OtPR has a super insightful observation about three decades of California water policy:

The Peripheral Canal was voted down in 1982.  My sense is that the possibility of the Peripheral Canal has largely paralyzed California water policy since then (with the possible exception of IRWM).  If the Peripheral Canal had been entirely off the table, the regions would have adapted by now, gone ahead with storm and wastewater reuse or turf removal or whatever needed to happen.  If it had been built, whatever would have become of the Delta would already have happened.  Being in limbo has meant that we never got serious about living without it or adjusted to having it. The gentlemen at that conference have spent their professional lives on trying to make it happen, at the opportunity cost of whatever else they could have achieved. (emphasis added)

Not to be a writerly critic, but I think this might be improved by flipping the voice in the opening sentence from passive to active: “Californians voted down the Peripheral Canal in 1982.” That makes clear the tension at the heart of the problem.

 

2 Comments

  1. from what i can tell this is like the Gila River project in that the project won’t really change how much water is available and so for the price i think it is a huge waste of money.

    so much more could be done with that money if it were put into ground water recharge projects, water recycling projects, desal projects, etc. these would actually improve how much of the existing water is actually being used and reused instead of wasted.

    the bypass project continues the status quo and even ups the ante in what looks to me to be a failing assumption. what happens if they build it and there’s still not enough water to move through it? are they going to suck the salt water into the bay and up the river? for the money they put into it i’ma gonna guess that they’ll find some justifications for doing just that and then say, “Well, we didn’t expect it to be like this, but we gotta have water! Oops, too bad…”

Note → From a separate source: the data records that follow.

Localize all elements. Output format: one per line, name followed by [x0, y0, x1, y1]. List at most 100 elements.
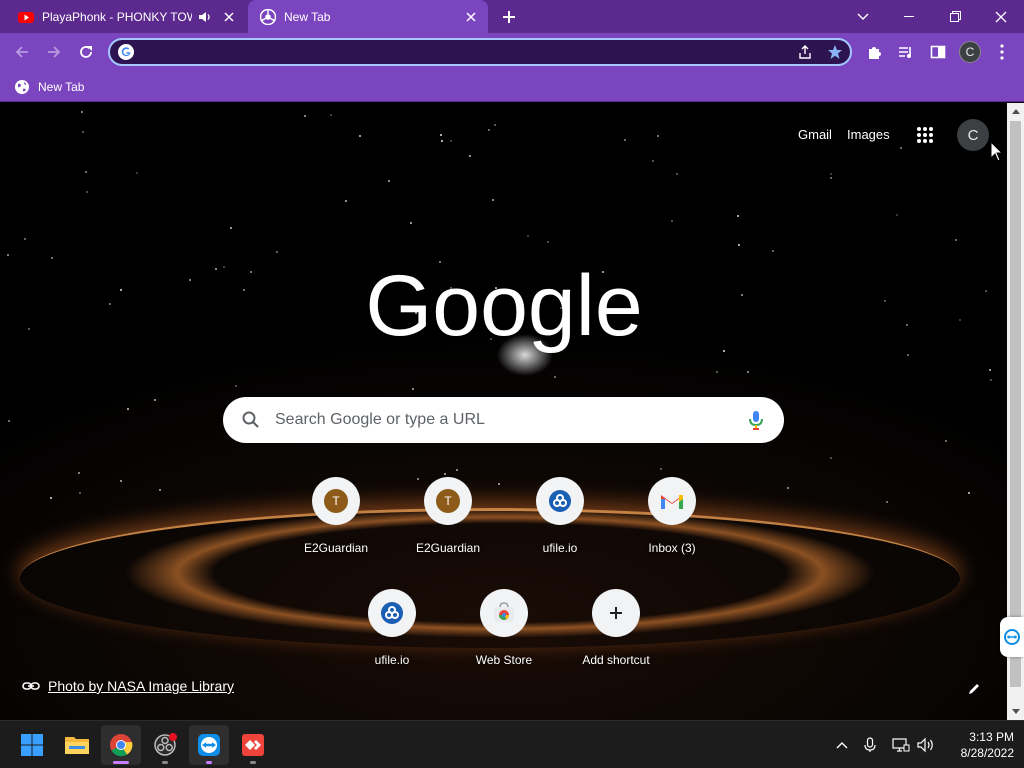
profile-button[interactable]: C [956, 38, 984, 66]
obs-icon [154, 733, 177, 756]
add-shortcut-tile[interactable]: Add shortcut [560, 589, 672, 701]
star [410, 222, 412, 224]
plus-icon [503, 11, 515, 23]
microphone-tray-button[interactable] [858, 733, 882, 757]
star [79, 492, 81, 494]
triangle-up-icon [1011, 109, 1020, 114]
microphone-icon[interactable] [744, 408, 768, 432]
kebab-menu-icon [1000, 44, 1004, 60]
chrome-taskbar-button[interactable] [101, 725, 141, 765]
extensions-button[interactable] [860, 38, 888, 66]
new-tab-page: Gmail Images C Google T E2Guardian [0, 103, 1007, 720]
anydesk-taskbar-button[interactable] [233, 725, 273, 765]
star [450, 140, 452, 142]
tab-new-tab[interactable]: New Tab [248, 0, 488, 33]
star [81, 111, 83, 113]
volume-tray-button[interactable] [914, 733, 938, 757]
star [968, 492, 970, 494]
menu-button[interactable] [988, 38, 1016, 66]
arrow-right-icon [48, 46, 61, 58]
teamviewer-panel-tab[interactable] [1000, 617, 1024, 657]
star [830, 173, 832, 175]
star [243, 289, 245, 291]
star [444, 473, 446, 475]
google-apps-button[interactable] [910, 120, 940, 150]
side-panel-button[interactable] [924, 38, 952, 66]
taskbar-clock[interactable]: 3:13 PM 8/28/2022 [944, 729, 1014, 761]
scroll-up-button[interactable] [1007, 103, 1024, 120]
images-link[interactable]: Images [847, 127, 890, 142]
show-hidden-icons-button[interactable] [830, 733, 854, 757]
shortcut-tile[interactable]: Web Store [448, 589, 560, 701]
file-explorer-button[interactable] [57, 725, 97, 765]
star [671, 220, 673, 222]
minimize-button[interactable] [886, 0, 932, 33]
media-control-button[interactable] [892, 38, 920, 66]
star [959, 319, 961, 321]
shortcut-tile[interactable]: ufile.io [504, 477, 616, 589]
close-window-button[interactable] [978, 0, 1024, 33]
close-tab-button[interactable] [218, 6, 240, 28]
start-button[interactable] [12, 725, 52, 765]
star [830, 457, 832, 459]
bookmark-star-button[interactable] [820, 40, 850, 64]
reload-button[interactable] [72, 38, 100, 66]
tab-search-button[interactable] [840, 0, 886, 33]
star [886, 501, 888, 503]
gmail-link[interactable]: Gmail [798, 127, 832, 142]
media-playlist-icon [899, 47, 911, 58]
attribution-text[interactable]: Photo by NASA Image Library [48, 678, 234, 694]
star [469, 155, 471, 157]
address-input[interactable] [134, 41, 790, 63]
shortcut-tile[interactable]: ufile.io [336, 589, 448, 701]
search-box[interactable] [223, 397, 784, 443]
search-input[interactable] [261, 411, 744, 429]
star [772, 250, 774, 252]
omnibox[interactable] [108, 38, 852, 66]
star [787, 487, 789, 489]
back-button[interactable] [8, 38, 36, 66]
share-button[interactable] [790, 40, 820, 64]
shortcut-tile[interactable]: Inbox (3) [616, 477, 728, 589]
star [990, 379, 992, 381]
background-attribution[interactable]: Photo by NASA Image Library [22, 677, 234, 695]
star [716, 371, 718, 373]
star [120, 289, 122, 291]
close-icon [466, 11, 476, 22]
tab-youtube[interactable]: PlayaPhonk - PHONKY TOWN [8, 0, 246, 33]
forward-button[interactable] [40, 38, 68, 66]
teamviewer-icon [1004, 629, 1020, 645]
shortcut-label: E2Guardian [415, 541, 481, 555]
google-account-button[interactable]: C [957, 119, 989, 151]
logo-text: Google [366, 261, 642, 353]
star [741, 294, 743, 296]
shortcut-tile[interactable]: T E2Guardian [280, 477, 392, 589]
scroll-thumb[interactable] [1010, 121, 1021, 687]
star [28, 328, 30, 330]
star [82, 131, 84, 133]
star [8, 420, 10, 422]
gmail-icon [661, 495, 683, 509]
shortcut-tile[interactable]: T E2Guardian [392, 477, 504, 589]
star [652, 160, 654, 162]
customize-button[interactable] [962, 677, 986, 701]
star [441, 140, 443, 142]
restore-button[interactable] [932, 0, 978, 33]
network-tray-button[interactable] [889, 733, 913, 757]
star [86, 191, 88, 193]
new-tab-button[interactable] [497, 5, 521, 29]
speaker-icon[interactable] [198, 10, 212, 24]
shortcut-label: E2Guardian [303, 541, 369, 555]
scroll-down-button[interactable] [1007, 703, 1024, 720]
close-tab-button[interactable] [460, 6, 482, 28]
star [747, 371, 749, 373]
microphone-icon [864, 737, 876, 752]
plus-icon [610, 607, 622, 619]
star [738, 244, 740, 246]
star [900, 147, 902, 149]
star [945, 440, 947, 442]
obs-taskbar-button[interactable] [145, 725, 185, 765]
bookmark-new-tab[interactable]: New Tab [14, 76, 90, 98]
star [345, 200, 347, 202]
teamviewer-taskbar-button[interactable] [189, 725, 229, 765]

    one possible compromise would be to make a single smaller tunnel that would not be able to ever carry too much water south. costs less, prevents over withdrawal and could even leave the existing system in place for the times when high extra flows are available. still i see this as a huge extra expense for not much gain when there is much more to be gained for the money spent elsewheres…

  2. Has the Peripheral Delta Tunnel Canal Thingie paralyzed California water?

    Possibly. But like any economist (or CEQA lawyer) would point out, what’s the alternative? The State has made a multi-billion dollar commitment to moving water across the Delta, and it’s generally recognized that the current system is unsustainable, both with regard to the environmental impacts in the Delta and to the risks of contaminating the entire system when (not if) the next major levee break occurs.

    And engineers, especially water engineers, tend to the conservative side. So when we talk about global climate change and sea level rise, the natural response is to increase our water management tools, not decrease them. There’s plenty of untapped storage space in Kern County (and, for that matter, all up and down the Central Valley, due to all the groundwater pumping). If we are moving into an era of greater variability, then it’s all that more important to be able to move really large volumes of water across the Delta in wet years, for storage south of the Delta.